You are not a hero. But something terrible happened. And now you are locked up in a dark prison cell. Will there be torture? Are you left here to rot? When you see a small chance, you decide to take it and try to Escape the Dark Castle.
In the solo game, you manage two characters. Each only brings their strength, wit and wisdom - represented by one die having a combination of these traits on the sides. You may want to pair up a strong person with a cunning one for example, to be better prepared for the terrors ahead. And hope you'll wing it when it comes to being wise.
Every adventure has you flipping 15 chapter cards. They may contain an encounter, or a challenge. There may be a trap. You resolve them by rolling dice. Mechanically it's simply "match the enemy dice". But that's not what this game is about. It's about the mood it sets and the story it tells. The illustrations and writing are great.

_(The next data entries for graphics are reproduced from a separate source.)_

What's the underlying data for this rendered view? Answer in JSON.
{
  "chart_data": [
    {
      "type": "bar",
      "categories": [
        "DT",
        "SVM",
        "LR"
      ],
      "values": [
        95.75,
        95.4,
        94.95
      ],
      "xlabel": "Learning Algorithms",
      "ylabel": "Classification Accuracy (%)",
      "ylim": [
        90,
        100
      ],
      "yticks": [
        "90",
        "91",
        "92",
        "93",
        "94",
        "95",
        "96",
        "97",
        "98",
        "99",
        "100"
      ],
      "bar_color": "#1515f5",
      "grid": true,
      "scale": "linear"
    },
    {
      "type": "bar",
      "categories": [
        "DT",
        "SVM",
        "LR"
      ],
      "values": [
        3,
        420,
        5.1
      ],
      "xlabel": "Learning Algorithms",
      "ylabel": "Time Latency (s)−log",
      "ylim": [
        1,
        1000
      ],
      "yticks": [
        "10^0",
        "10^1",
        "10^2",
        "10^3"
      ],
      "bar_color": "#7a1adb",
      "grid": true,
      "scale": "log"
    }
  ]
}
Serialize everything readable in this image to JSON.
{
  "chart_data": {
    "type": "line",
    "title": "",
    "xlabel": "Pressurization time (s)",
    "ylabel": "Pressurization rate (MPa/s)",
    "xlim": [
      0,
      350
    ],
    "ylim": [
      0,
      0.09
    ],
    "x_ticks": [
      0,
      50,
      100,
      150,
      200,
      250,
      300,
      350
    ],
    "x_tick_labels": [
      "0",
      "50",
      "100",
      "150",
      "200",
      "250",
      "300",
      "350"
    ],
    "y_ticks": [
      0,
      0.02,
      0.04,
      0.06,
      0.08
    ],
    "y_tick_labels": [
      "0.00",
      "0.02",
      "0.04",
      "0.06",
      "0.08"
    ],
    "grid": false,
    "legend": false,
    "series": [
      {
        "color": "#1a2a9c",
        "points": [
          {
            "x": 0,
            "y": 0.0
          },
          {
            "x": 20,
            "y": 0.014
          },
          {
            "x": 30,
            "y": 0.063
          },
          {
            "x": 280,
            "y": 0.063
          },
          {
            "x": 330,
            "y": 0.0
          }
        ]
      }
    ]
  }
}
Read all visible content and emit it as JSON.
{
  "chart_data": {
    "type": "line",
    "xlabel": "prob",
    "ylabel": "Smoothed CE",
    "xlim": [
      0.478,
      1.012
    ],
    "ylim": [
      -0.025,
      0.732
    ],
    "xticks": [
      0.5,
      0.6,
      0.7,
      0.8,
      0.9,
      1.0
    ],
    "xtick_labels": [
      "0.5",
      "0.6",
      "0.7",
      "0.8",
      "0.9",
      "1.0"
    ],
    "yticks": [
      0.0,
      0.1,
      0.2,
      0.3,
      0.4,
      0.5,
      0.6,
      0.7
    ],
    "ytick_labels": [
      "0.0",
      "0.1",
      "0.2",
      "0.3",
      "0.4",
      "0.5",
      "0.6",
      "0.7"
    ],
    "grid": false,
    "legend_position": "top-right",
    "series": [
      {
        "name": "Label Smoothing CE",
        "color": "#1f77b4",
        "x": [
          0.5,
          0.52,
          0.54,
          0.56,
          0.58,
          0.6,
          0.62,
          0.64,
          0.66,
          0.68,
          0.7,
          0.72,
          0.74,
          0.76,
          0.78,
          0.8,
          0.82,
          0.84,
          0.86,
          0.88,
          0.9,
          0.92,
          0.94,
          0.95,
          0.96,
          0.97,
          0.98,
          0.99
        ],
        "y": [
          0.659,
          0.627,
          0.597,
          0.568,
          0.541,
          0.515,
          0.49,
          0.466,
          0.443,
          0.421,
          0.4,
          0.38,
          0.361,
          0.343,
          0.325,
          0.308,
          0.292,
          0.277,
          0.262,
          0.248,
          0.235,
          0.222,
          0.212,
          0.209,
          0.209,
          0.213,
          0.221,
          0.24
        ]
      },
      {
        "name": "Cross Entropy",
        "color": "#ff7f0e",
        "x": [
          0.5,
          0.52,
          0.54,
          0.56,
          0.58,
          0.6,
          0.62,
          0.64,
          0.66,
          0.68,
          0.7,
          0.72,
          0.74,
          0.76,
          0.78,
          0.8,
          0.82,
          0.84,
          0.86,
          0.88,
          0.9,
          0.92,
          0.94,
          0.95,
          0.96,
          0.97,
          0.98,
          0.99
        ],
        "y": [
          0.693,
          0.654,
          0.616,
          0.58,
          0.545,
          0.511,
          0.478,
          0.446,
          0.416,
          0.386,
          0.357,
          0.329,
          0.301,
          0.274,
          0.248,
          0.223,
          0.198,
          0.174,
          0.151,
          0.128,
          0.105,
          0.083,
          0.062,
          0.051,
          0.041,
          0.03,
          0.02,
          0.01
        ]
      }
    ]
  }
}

Usually you need a few rounds to complete a chapter, losing health until you succeed. If you win a fight against an enemy, you'll get loot. A rusty sword perhaps, or a rotten apple. It may help you survive long enough to face the final boss. The fearsome fiend that put you in your cell.
And then you'll probably die. But most of the time you will have been caught or killed long before.
There are 45 chapter cards in the box, and three bosses, so you can set up three games before you have to reshuffle. They'll take 20 minutes each. Then there are three expansions, each adding a boss, 15 chapter cards and new mechanics. I especially enjoyed Scourge of the Undead Queen, that adds companions and a very dangerous spellbook. There's a collector's box that makes the game bigger than Gloomhaven, which I thought was very funny. It also contains extra bosses and cards that add a trait to your characters (while they are flaws, they can really help you out).
The best expansions, however, are two companion books. Tales from the Dark contains a horror folk story for every character, telling how they ended up in their dark cell, and introductions for each boss. When you lose a game, you can look up the fatal chapter card in The Death Book, which provides a fitting epilogue, making every adventure even more thematic.
The game is a lot of fun, and for someone who really dislikes narrative games, surprisingly immersive. A SF follow-up, Escape the Dark Sector, is being delivered to KS backers right now and is available for preorder on the Themeborne website. I did not back it, as I thought who needs two, but I keep coming back to The Dark Castle, so ehm, let's go looking for a playthrough. To postpone the inevitable.